Scrivono gli autori: "Questo studio evidenzia che i soggetti immunocompetenti con pregressa infezione da Sars-CoV-2 sviluppano e mantengono nel medio-lungo termine risposte di memoria immunitaria cellulare e umorale. I tassi di reattività delle cellule T e di positività anticorpale non differiscono significativamente da quelli osservati nei vaccinati, confermando e ampliando evidenze recenti" secondo cui le "risposte delle cellule T" sono "altrettanto elevate a seguito di infezione o vaccinazione". I ricercatori suggeriscono che "la combinazione dei test Qfn e Aim può migliorare la valutazione della memoria immunitaria acquisita naturalmente", per effetto della sola infezione, "e permettere la stratificazione" dei guariti "in base a diversi gradi di protezione contro la reinfezione o la ricaduta, che possono richiedere differenti strategie di monitoraggio e vaccinazione".
Già 2 anni fa, nel maggio 2021, insieme al suo team Mazzone aveva firmato una Research Letter su 'Jama Internal Medicine', indicando che a distanza di un anno i tassi di reinfezione nei guariti da Covid erano inferiori all'1%. Dati successivamente confermati da altri gruppi anche su 'The Lancet', ricorda lo specialista. E convalidati adesso dal nuovo lavoro in cui si legge che "questo studio estende ulteriormente, fino a 2 anni, l'evidenza da noi prodotta in precedenza sulla protezione offerta dall'immunità acquisita naturalmente".

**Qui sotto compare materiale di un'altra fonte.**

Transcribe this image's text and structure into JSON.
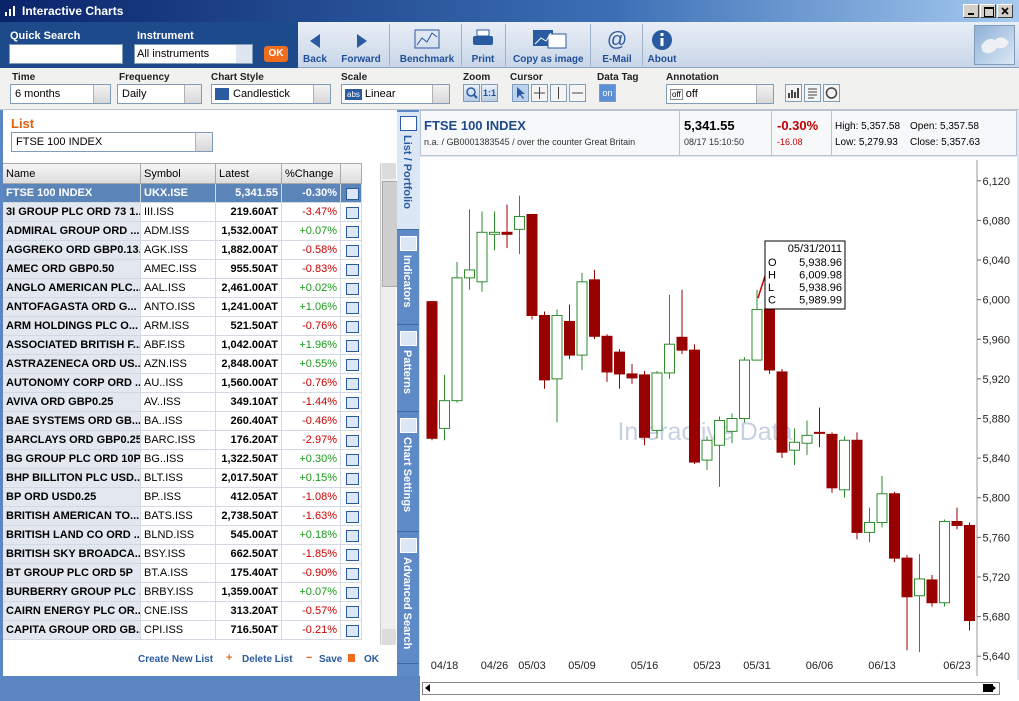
{
  "window": {
    "title": "Interactive Charts"
  },
  "toolbar": {
    "quick_search_label": "Quick Search",
    "instrument_label": "Instrument",
    "instrument_value": "All instruments",
    "ok": "OK",
    "buttons": [
      "Back",
      "Forward",
      "Benchmark",
      "Print",
      "Copy as image",
      "E-Mail",
      "About"
    ]
  },
  "controls": {
    "time": {
      "label": "Time",
      "value": "6 months"
    },
    "frequency": {
      "label": "Frequency",
      "value": "Daily"
    },
    "chart_style": {
      "label": "Chart Style",
      "value": "Candlestick"
    },
    "scale": {
      "label": "Scale",
      "icon": "abs",
      "value": "Linear"
    },
    "zoom": {
      "label": "Zoom",
      "reset": "1:1"
    },
    "cursor": {
      "label": "Cursor"
    },
    "data_tag": {
      "label": "Data Tag",
      "value": "on"
    },
    "annotation": {
      "label": "Annotation",
      "icon": "off",
      "value": "off"
    }
  },
  "list": {
    "label": "List",
    "value": "FTSE 100 INDEX",
    "columns": [
      "Name",
      "Symbol",
      "Latest",
      "%Change"
    ],
    "rows": [
      [
        "FTSE 100 INDEX",
        "UKX.ISE",
        "5,341.55",
        "-0.30%"
      ],
      [
        "3I GROUP PLC ORD 73 1...",
        "III.ISS",
        "219.60AT",
        "-3.47%"
      ],
      [
        "ADMIRAL GROUP ORD ...",
        "ADM.ISS",
        "1,532.00AT",
        "+0.07%"
      ],
      [
        "AGGREKO ORD GBP0.13...",
        "AGK.ISS",
        "1,882.00AT",
        "-0.58%"
      ],
      [
        "AMEC ORD GBP0.50",
        "AMEC.ISS",
        "955.50AT",
        "-0.83%"
      ],
      [
        "ANGLO AMERICAN PLC...",
        "AAL.ISS",
        "2,461.00AT",
        "+0.02%"
      ],
      [
        "ANTOFAGASTA ORD G...",
        "ANTO.ISS",
        "1,241.00AT",
        "+1.06%"
      ],
      [
        "ARM HOLDINGS PLC O...",
        "ARM.ISS",
        "521.50AT",
        "-0.76%"
      ],
      [
        "ASSOCIATED BRITISH F...",
        "ABF.ISS",
        "1,042.00AT",
        "+1.96%"
      ],
      [
        "ASTRAZENECA ORD US...",
        "AZN.ISS",
        "2,848.00AT",
        "+0.55%"
      ],
      [
        "AUTONOMY CORP ORD ...",
        "AU..ISS",
        "1,560.00AT",
        "-0.76%"
      ],
      [
        "AVIVA ORD GBP0.25",
        "AV..ISS",
        "349.10AT",
        "-1.44%"
      ],
      [
        "BAE SYSTEMS ORD GB...",
        "BA..ISS",
        "260.40AT",
        "-0.46%"
      ],
      [
        "BARCLAYS ORD GBP0.25",
        "BARC.ISS",
        "176.20AT",
        "-2.97%"
      ],
      [
        "BG GROUP PLC ORD 10P",
        "BG..ISS",
        "1,322.50AT",
        "+0.30%"
      ],
      [
        "BHP BILLITON PLC USD...",
        "BLT.ISS",
        "2,017.50AT",
        "+0.15%"
      ],
      [
        "BP ORD USD0.25",
        "BP..ISS",
        "412.05AT",
        "-1.08%"
      ],
      [
        "BRITISH AMERICAN TO...",
        "BATS.ISS",
        "2,738.50AT",
        "-1.63%"
      ],
      [
        "BRITISH LAND CO ORD ...",
        "BLND.ISS",
        "545.00AT",
        "+0.18%"
      ],
      [
        "BRITISH SKY BROADCA...",
        "BSY.ISS",
        "662.50AT",
        "-1.85%"
      ],
      [
        "BT GROUP PLC ORD 5P",
        "BT.A.ISS",
        "175.40AT",
        "-0.90%"
      ],
      [
        "BURBERRY GROUP PLC ...",
        "BRBY.ISS",
        "1,359.00AT",
        "+0.07%"
      ],
      [
        "CAIRN ENERGY PLC OR...",
        "CNE.ISS",
        "313.20AT",
        "-0.57%"
      ],
      [
        "CAPITA GROUP ORD GB...",
        "CPI.ISS",
        "716.50AT",
        "-0.21%"
      ]
    ],
    "footer": [
      "Create New List",
      "Delete List",
      "Save",
      "OK"
    ]
  },
  "tabs": [
    "List / Portfolio",
    "Indicators",
    "Patterns",
    "Chart Settings",
    "Advanced Search"
  ],
  "quote": {
    "name": "FTSE 100 INDEX",
    "info": "n.a. / GB0001383545 / over the counter Great Britain",
    "last": "5,341.55",
    "time": "08/17 15:10:50",
    "change_pct": "-0.30%",
    "change": "-16.08",
    "high": "High: 5,357.58",
    "open": "Open: 5,357.58",
    "low": "Low: 5,279.93",
    "close": "Close: 5,357.63"
  },
  "chart_data": {
    "type": "candlestick",
    "watermark": "Interactive Data",
    "up_color": "#2e8b2e",
    "down_color": "#990000",
    "categories": [
      null,
      "04/18",
      null,
      null,
      null,
      "04/26",
      null,
      null,
      "05/03",
      null,
      null,
      null,
      "05/09",
      null,
      null,
      null,
      null,
      "05/16",
      null,
      null,
      null,
      null,
      "05/23",
      null,
      null,
      null,
      "05/31",
      null,
      null,
      null,
      null,
      "06/06",
      null,
      null,
      null,
      null,
      "06/13",
      null,
      null,
      null,
      null,
      null,
      "06/23",
      null
    ],
    "open": [
      5998,
      5870,
      5898,
      6022,
      6018,
      6066,
      6068,
      6071,
      6086,
      5984,
      5920,
      5978,
      5944,
      6020,
      5963,
      5947,
      5925,
      5924,
      5868,
      5926,
      5962,
      5949,
      5838,
      5853,
      5867,
      5880,
      5938.96,
      5990,
      5927,
      5848,
      5855,
      5866,
      5864,
      5808,
      5858,
      5765,
      5775,
      5804,
      5739,
      5701,
      5717,
      5694,
      5776,
      5772
    ],
    "high": [
      5998,
      5924,
      6038,
      6091,
      6089,
      6089,
      6096,
      6105,
      6086,
      5988,
      5990,
      5995,
      6027,
      6030,
      5965,
      5950,
      5935,
      5928,
      5928,
      6005,
      6010,
      5955,
      5862,
      5882,
      5885,
      5942,
      6009.98,
      5995,
      5930,
      5870,
      5878,
      5891,
      5866,
      5862,
      5866,
      5790,
      5822,
      5806,
      5742,
      5743,
      5722,
      5778,
      5790,
      5775
    ],
    "low": [
      5858,
      5858,
      5896,
      6010,
      6008,
      6050,
      6052,
      6046,
      5980,
      5910,
      5876,
      5940,
      5929,
      5960,
      5917,
      5910,
      5915,
      5853,
      5860,
      5920,
      5945,
      5834,
      5828,
      5811,
      5855,
      5876,
      5938.96,
      5925,
      5840,
      5833,
      5843,
      5851,
      5805,
      5800,
      5758,
      5755,
      5770,
      5735,
      5646,
      5644,
      5690,
      5690,
      5768,
      5666
    ],
    "close": [
      5860,
      5898,
      6022,
      6030,
      6068,
      6068,
      6066,
      6084,
      5984,
      5919,
      5984,
      5944,
      6018,
      5963,
      5927,
      5925,
      5921,
      5861,
      5926,
      5955,
      5949,
      5836,
      5858,
      5878,
      5880,
      5939,
      5989.99,
      5929,
      5846,
      5856,
      5863,
      5865,
      5810,
      5858,
      5765,
      5775,
      5804,
      5739,
      5700,
      5718,
      5694,
      5776,
      5772,
      5676
    ],
    "ylim": [
      5620,
      6141
    ],
    "yticks": [
      {
        "value": 5640,
        "label": "5,640"
      },
      {
        "value": 5680,
        "label": "5,680"
      },
      {
        "value": 5720,
        "label": "5,720"
      },
      {
        "value": 5760,
        "label": "5,760"
      },
      {
        "value": 5800,
        "label": "5,800"
      },
      {
        "value": 5840,
        "label": "5,840"
      },
      {
        "value": 5880,
        "label": "5,880"
      },
      {
        "value": 5920,
        "label": "5,920"
      },
      {
        "value": 5960,
        "label": "5,960"
      },
      {
        "value": 6000,
        "label": "6,000"
      },
      {
        "value": 6040,
        "label": "6,040"
      },
      {
        "value": 6080,
        "label": "6,080"
      },
      {
        "value": 6120,
        "label": "6,120"
      }
    ],
    "tooltip": {
      "date": "05/31/2011",
      "rows": [
        {
          "key": "O",
          "text": "5,938.96"
        },
        {
          "key": "H",
          "text": "6,009.98"
        },
        {
          "key": "L",
          "text": "5,938.96"
        },
        {
          "key": "C",
          "text": "5,989.99"
        }
      ]
    }
  }
}
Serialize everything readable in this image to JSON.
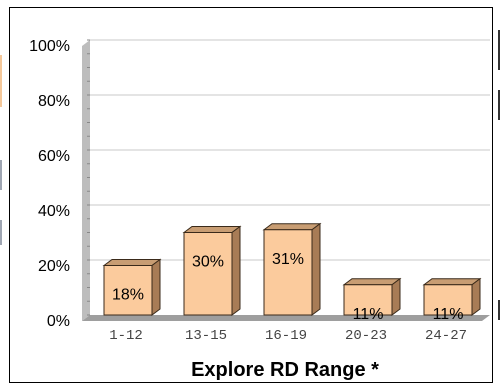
{
  "chart_data": {
    "type": "bar",
    "title": "",
    "xlabel": "Explore RD Range *",
    "ylabel": "",
    "categories": [
      "1-12",
      "13-15",
      "16-19",
      "20-23",
      "24-27"
    ],
    "values": [
      18,
      30,
      31,
      11,
      11
    ],
    "data_labels": [
      "18%",
      "30%",
      "31%",
      "11%",
      "11%"
    ],
    "yticks": [
      "0%",
      "20%",
      "40%",
      "60%",
      "80%",
      "100%"
    ],
    "ylim": [
      0,
      100
    ],
    "grid": true,
    "legend": "none",
    "colors": {
      "bar_front": "#FBCB9D",
      "bar_top": "#C89D73",
      "bar_side": "#A87C56",
      "bar_stroke": "#3A2A1A",
      "grid": "#C8C8C8",
      "wall": "#BDBDBD",
      "floor": "#9E9E9E"
    }
  },
  "page": {
    "left_strip_colors": [
      "#F5C89A",
      "#9FA6B3",
      "#9FA6B3"
    ]
  }
}
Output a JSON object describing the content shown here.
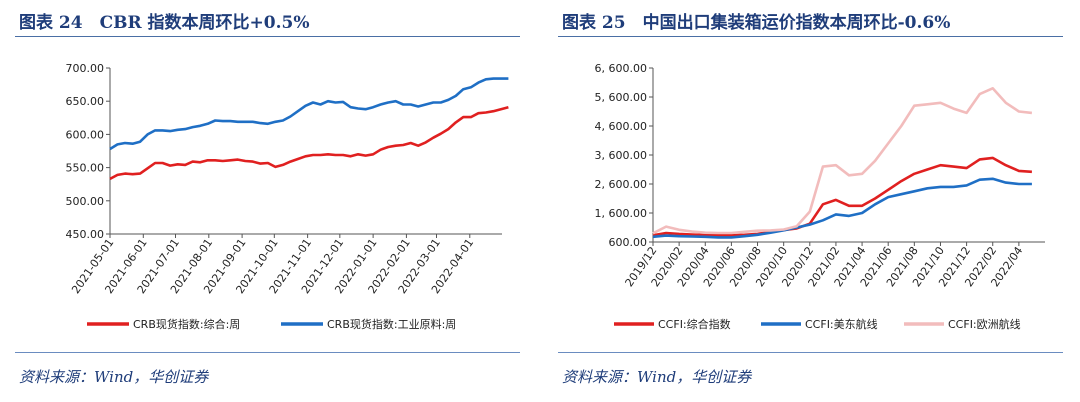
{
  "left": {
    "title": "图表 24　CBR 指数本周环比+0.5%",
    "source": "资料来源：Wind，华创证券",
    "chart_data": {
      "type": "line",
      "title": "",
      "ylim": [
        450,
        700
      ],
      "yticks": [
        "700.00",
        "650.00",
        "600.00",
        "550.00",
        "500.00",
        "450.00"
      ],
      "ytick_values": [
        700,
        650,
        600,
        550,
        500,
        450
      ],
      "x": [
        "2021-05-01",
        "2021-06-01",
        "2021-07-01",
        "2021-08-01",
        "2021-09-01",
        "2021-10-01",
        "2021-11-01",
        "2021-12-01",
        "2022-01-01",
        "2022-02-01",
        "2022-03-01",
        "2022-04-01"
      ],
      "xticks": [
        "2021-05-01",
        "2021-06-01",
        "2021-07-01",
        "2021-08-01",
        "2021-09-01",
        "2021-10-01",
        "2021-11-01",
        "2021-12-01",
        "2022-01-01",
        "2022-02-01",
        "2022-03-01",
        "2022-04-01"
      ],
      "x_end": "2022-05-01",
      "legend_position": "bottom",
      "series": [
        {
          "name": "CRB现货指数:综合:周",
          "color": "#e02020",
          "points": [
            [
              "2021-05-01",
              533
            ],
            [
              "2021-05-08",
              539
            ],
            [
              "2021-05-15",
              541
            ],
            [
              "2021-05-22",
              540
            ],
            [
              "2021-05-29",
              541
            ],
            [
              "2021-06-05",
              549
            ],
            [
              "2021-06-12",
              557
            ],
            [
              "2021-06-19",
              557
            ],
            [
              "2021-06-26",
              553
            ],
            [
              "2021-07-03",
              555
            ],
            [
              "2021-07-10",
              554
            ],
            [
              "2021-07-17",
              559
            ],
            [
              "2021-07-24",
              558
            ],
            [
              "2021-07-31",
              561
            ],
            [
              "2021-08-07",
              561
            ],
            [
              "2021-08-14",
              560
            ],
            [
              "2021-08-21",
              561
            ],
            [
              "2021-08-28",
              562
            ],
            [
              "2021-09-04",
              560
            ],
            [
              "2021-09-11",
              559
            ],
            [
              "2021-09-18",
              556
            ],
            [
              "2021-09-25",
              557
            ],
            [
              "2021-10-02",
              551
            ],
            [
              "2021-10-09",
              554
            ],
            [
              "2021-10-16",
              559
            ],
            [
              "2021-10-23",
              563
            ],
            [
              "2021-10-30",
              567
            ],
            [
              "2021-11-06",
              569
            ],
            [
              "2021-11-13",
              569
            ],
            [
              "2021-11-20",
              570
            ],
            [
              "2021-11-27",
              569
            ],
            [
              "2021-12-04",
              569
            ],
            [
              "2021-12-11",
              567
            ],
            [
              "2021-12-18",
              570
            ],
            [
              "2021-12-25",
              568
            ],
            [
              "2022-01-01",
              570
            ],
            [
              "2022-01-08",
              577
            ],
            [
              "2022-01-15",
              581
            ],
            [
              "2022-01-22",
              583
            ],
            [
              "2022-01-29",
              584
            ],
            [
              "2022-02-05",
              587
            ],
            [
              "2022-02-12",
              583
            ],
            [
              "2022-02-19",
              588
            ],
            [
              "2022-02-26",
              595
            ],
            [
              "2022-03-05",
              601
            ],
            [
              "2022-03-12",
              608
            ],
            [
              "2022-03-19",
              618
            ],
            [
              "2022-03-26",
              626
            ],
            [
              "2022-04-02",
              626
            ],
            [
              "2022-04-09",
              632
            ],
            [
              "2022-04-16",
              633
            ],
            [
              "2022-04-23",
              635
            ],
            [
              "2022-04-30",
              638
            ],
            [
              "2022-05-07",
              641
            ]
          ]
        },
        {
          "name": "CRB现货指数:工业原料:周",
          "color": "#1f6fc5",
          "points": [
            [
              "2021-05-01",
              578
            ],
            [
              "2021-05-08",
              585
            ],
            [
              "2021-05-15",
              587
            ],
            [
              "2021-05-22",
              586
            ],
            [
              "2021-05-29",
              589
            ],
            [
              "2021-06-05",
              600
            ],
            [
              "2021-06-12",
              606
            ],
            [
              "2021-06-19",
              606
            ],
            [
              "2021-06-26",
              605
            ],
            [
              "2021-07-03",
              607
            ],
            [
              "2021-07-10",
              608
            ],
            [
              "2021-07-17",
              611
            ],
            [
              "2021-07-24",
              613
            ],
            [
              "2021-07-31",
              616
            ],
            [
              "2021-08-07",
              621
            ],
            [
              "2021-08-14",
              620
            ],
            [
              "2021-08-21",
              620
            ],
            [
              "2021-08-28",
              619
            ],
            [
              "2021-09-04",
              619
            ],
            [
              "2021-09-11",
              619
            ],
            [
              "2021-09-18",
              617
            ],
            [
              "2021-09-25",
              616
            ],
            [
              "2021-10-02",
              619
            ],
            [
              "2021-10-09",
              621
            ],
            [
              "2021-10-16",
              627
            ],
            [
              "2021-10-23",
              635
            ],
            [
              "2021-10-30",
              643
            ],
            [
              "2021-11-06",
              648
            ],
            [
              "2021-11-13",
              645
            ],
            [
              "2021-11-20",
              650
            ],
            [
              "2021-11-27",
              648
            ],
            [
              "2021-12-04",
              649
            ],
            [
              "2021-12-11",
              641
            ],
            [
              "2021-12-18",
              639
            ],
            [
              "2021-12-25",
              638
            ],
            [
              "2022-01-01",
              641
            ],
            [
              "2022-01-08",
              645
            ],
            [
              "2022-01-15",
              648
            ],
            [
              "2022-01-22",
              650
            ],
            [
              "2022-01-29",
              645
            ],
            [
              "2022-02-05",
              645
            ],
            [
              "2022-02-12",
              642
            ],
            [
              "2022-02-19",
              645
            ],
            [
              "2022-02-26",
              648
            ],
            [
              "2022-03-05",
              648
            ],
            [
              "2022-03-12",
              652
            ],
            [
              "2022-03-19",
              658
            ],
            [
              "2022-03-26",
              668
            ],
            [
              "2022-04-02",
              671
            ],
            [
              "2022-04-09",
              678
            ],
            [
              "2022-04-16",
              683
            ],
            [
              "2022-04-23",
              684
            ],
            [
              "2022-04-30",
              684
            ],
            [
              "2022-05-07",
              684
            ]
          ]
        }
      ]
    }
  },
  "right": {
    "title": "图表 25　中国出口集装箱运价指数本周环比-0.6%",
    "source": "资料来源：Wind，华创证券",
    "chart_data": {
      "type": "line",
      "title": "",
      "ylim": [
        600,
        6600
      ],
      "yticks": [
        "6, 600.00",
        "5, 600.00",
        "4, 600.00",
        "3, 600.00",
        "2, 600.00",
        "1, 600.00",
        "600.00"
      ],
      "ytick_values": [
        6600,
        5600,
        4600,
        3600,
        2600,
        1600,
        600
      ],
      "x_start": "2019-12",
      "x_end": "2022-06",
      "xticks": [
        "2019/12",
        "2020/02",
        "2020/04",
        "2020/06",
        "2020/08",
        "2020/10",
        "2020/12",
        "2021/02",
        "2021/04",
        "2021/06",
        "2021/08",
        "2021/10",
        "2021/12",
        "2022/02",
        "2022/04"
      ],
      "xtick_months": [
        "2019-12",
        "2020-02",
        "2020-04",
        "2020-06",
        "2020-08",
        "2020-10",
        "2020-12",
        "2021-02",
        "2021-04",
        "2021-06",
        "2021-08",
        "2021-10",
        "2021-12",
        "2022-02",
        "2022-04"
      ],
      "legend_position": "bottom",
      "series": [
        {
          "name": "CCFI:综合指数",
          "color": "#e02020",
          "points": [
            [
              "2019-12",
              830
            ],
            [
              "2020-01",
              910
            ],
            [
              "2020-02",
              880
            ],
            [
              "2020-03",
              860
            ],
            [
              "2020-04",
              840
            ],
            [
              "2020-05",
              830
            ],
            [
              "2020-06",
              830
            ],
            [
              "2020-07",
              850
            ],
            [
              "2020-08",
              880
            ],
            [
              "2020-09",
              950
            ],
            [
              "2020-10",
              1010
            ],
            [
              "2020-11",
              1070
            ],
            [
              "2020-12",
              1230
            ],
            [
              "2021-01",
              1900
            ],
            [
              "2021-02",
              2050
            ],
            [
              "2021-03",
              1850
            ],
            [
              "2021-04",
              1850
            ],
            [
              "2021-05",
              2100
            ],
            [
              "2021-06",
              2400
            ],
            [
              "2021-07",
              2700
            ],
            [
              "2021-08",
              2950
            ],
            [
              "2021-09",
              3100
            ],
            [
              "2021-10",
              3250
            ],
            [
              "2021-11",
              3200
            ],
            [
              "2021-12",
              3150
            ],
            [
              "2022-01",
              3450
            ],
            [
              "2022-02",
              3500
            ],
            [
              "2022-03",
              3250
            ],
            [
              "2022-04",
              3050
            ],
            [
              "2022-05",
              3020
            ]
          ]
        },
        {
          "name": "CCFI:美东航线",
          "color": "#1f6fc5",
          "points": [
            [
              "2019-12",
              780
            ],
            [
              "2020-01",
              820
            ],
            [
              "2020-02",
              800
            ],
            [
              "2020-03",
              790
            ],
            [
              "2020-04",
              780
            ],
            [
              "2020-05",
              760
            ],
            [
              "2020-06",
              760
            ],
            [
              "2020-07",
              800
            ],
            [
              "2020-08",
              850
            ],
            [
              "2020-09",
              920
            ],
            [
              "2020-10",
              1000
            ],
            [
              "2020-11",
              1100
            ],
            [
              "2020-12",
              1200
            ],
            [
              "2021-01",
              1350
            ],
            [
              "2021-02",
              1550
            ],
            [
              "2021-03",
              1500
            ],
            [
              "2021-04",
              1600
            ],
            [
              "2021-05",
              1900
            ],
            [
              "2021-06",
              2150
            ],
            [
              "2021-07",
              2250
            ],
            [
              "2021-08",
              2350
            ],
            [
              "2021-09",
              2450
            ],
            [
              "2021-10",
              2500
            ],
            [
              "2021-11",
              2500
            ],
            [
              "2021-12",
              2550
            ],
            [
              "2022-01",
              2750
            ],
            [
              "2022-02",
              2780
            ],
            [
              "2022-03",
              2650
            ],
            [
              "2022-04",
              2600
            ],
            [
              "2022-05",
              2600
            ]
          ]
        },
        {
          "name": "CCFI:欧洲航线",
          "color": "#f2bcbc",
          "points": [
            [
              "2019-12",
              900
            ],
            [
              "2020-01",
              1130
            ],
            [
              "2020-02",
              1020
            ],
            [
              "2020-03",
              960
            ],
            [
              "2020-04",
              920
            ],
            [
              "2020-05",
              910
            ],
            [
              "2020-06",
              910
            ],
            [
              "2020-07",
              950
            ],
            [
              "2020-08",
              990
            ],
            [
              "2020-09",
              1000
            ],
            [
              "2020-10",
              1030
            ],
            [
              "2020-11",
              1140
            ],
            [
              "2020-12",
              1650
            ],
            [
              "2021-01",
              3200
            ],
            [
              "2021-02",
              3250
            ],
            [
              "2021-03",
              2900
            ],
            [
              "2021-04",
              2950
            ],
            [
              "2021-05",
              3400
            ],
            [
              "2021-06",
              4000
            ],
            [
              "2021-07",
              4600
            ],
            [
              "2021-08",
              5300
            ],
            [
              "2021-09",
              5350
            ],
            [
              "2021-10",
              5400
            ],
            [
              "2021-11",
              5200
            ],
            [
              "2021-12",
              5050
            ],
            [
              "2022-01",
              5700
            ],
            [
              "2022-02",
              5900
            ],
            [
              "2022-03",
              5400
            ],
            [
              "2022-04",
              5100
            ],
            [
              "2022-05",
              5050
            ]
          ]
        }
      ]
    }
  }
}
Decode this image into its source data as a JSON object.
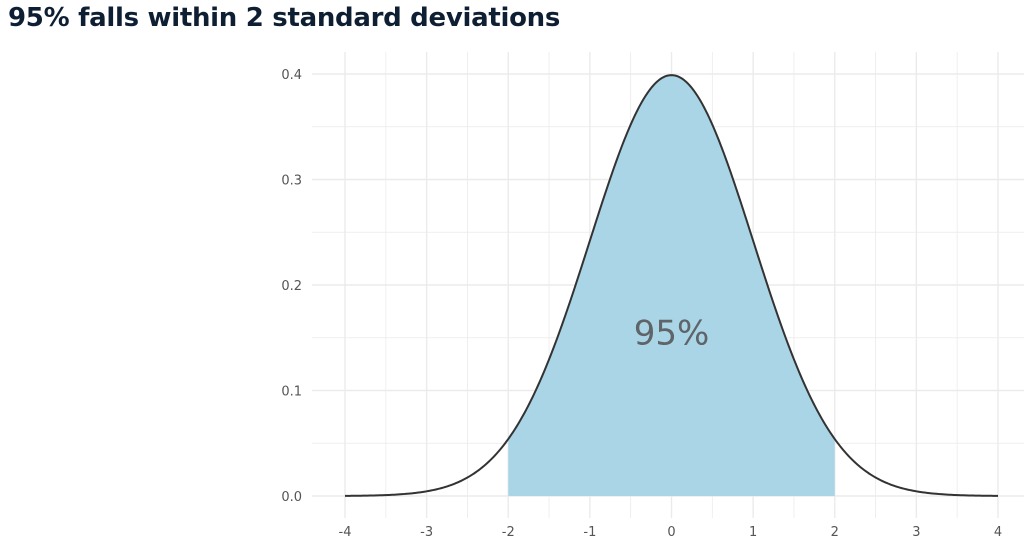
{
  "title": "95% falls within 2 standard deviations",
  "chart_data": {
    "type": "area",
    "distribution": "standard normal",
    "mean": 0,
    "sd": 1,
    "xlim": [
      -4,
      4
    ],
    "ylim": [
      0,
      0.4
    ],
    "x_ticks": [
      -4,
      -3,
      -2,
      -1,
      0,
      1,
      2,
      3,
      4
    ],
    "y_ticks": [
      0.0,
      0.1,
      0.2,
      0.3,
      0.4
    ],
    "x_tick_labels": [
      "-4",
      "-3",
      "-2",
      "-1",
      "0",
      "1",
      "2",
      "3",
      "4"
    ],
    "y_tick_labels": [
      "0.0",
      "0.1",
      "0.2",
      "0.3",
      "0.4"
    ],
    "shaded_range": [
      -2,
      2
    ],
    "shaded_label": "95%",
    "grid": true,
    "colors": {
      "curve": "#333333",
      "fill": "#a9d5e6",
      "grid": "#ebebeb",
      "title": "#0f1f33"
    }
  }
}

Mazzone rammenta inoltre quanto detto da Robert Redfield, ex capo dei Cdc americani, nel dicembre 2021 in un'intervista a 'La Repubblica': per capire chi vaccinare il test degli anticorpi andava fatto ogni 3 o 6 mesi, sosteneva l'esperto fissando delle soglie di sicurezza. "Calcolo il livello minimo di resistenza fra i 300 e i 500 anticorpi senza altre patologie", precisava Redfield, mentre "a quota 1.000 anticorpi si è molto più sicuri" anche in caso di altre malattie concomitanti. Se si va sotto, serve "subito un booster che può riportare" gli anticorpi "fino a circa 2.500 e oltre". Ma se si resta sopra no. "Avremmo evitato gli overtreatment - ragiona Mazzone - avremmo fatto il vaccino a chi doveva farlo e poteva trarne sicuro giovamento".
"Abbiamo sempre sostenuto che i pazienti guariti sviluppano un'immunità solida e che non andavano vaccinati all'inizio della campagna vaccinale. Bisognava aspettare", non si stanca di ripetere il medico, da guarito e da vaccinato regolarmente contro Covid-19, così come richiesto dalle disposizioni sugli operatori sanitari. "Non c'era nessun lavoro di medicina basata sull'evidenza - incalza l'internista, specializzato anche in Immunologia - a dimostrare che vaccinare i guariti dall'infezione avrebbe prodotto loro dei benefici. Nonostante questo, andando persino contro i principi di Galileo, la politica adottò contro la scienza la vaccinazione di tutti". Ora, "a distanza ormai di 3 anni, è arrivato il momento di chiarire alcuni aspetti dell'immunità indotta dal vaccino e dall'infezione. Il nostro studio vuole contribuire a questo", conclude Mazzone. "La lezione per il futuro è che la vaccinazione va mirata. Primum non nocere".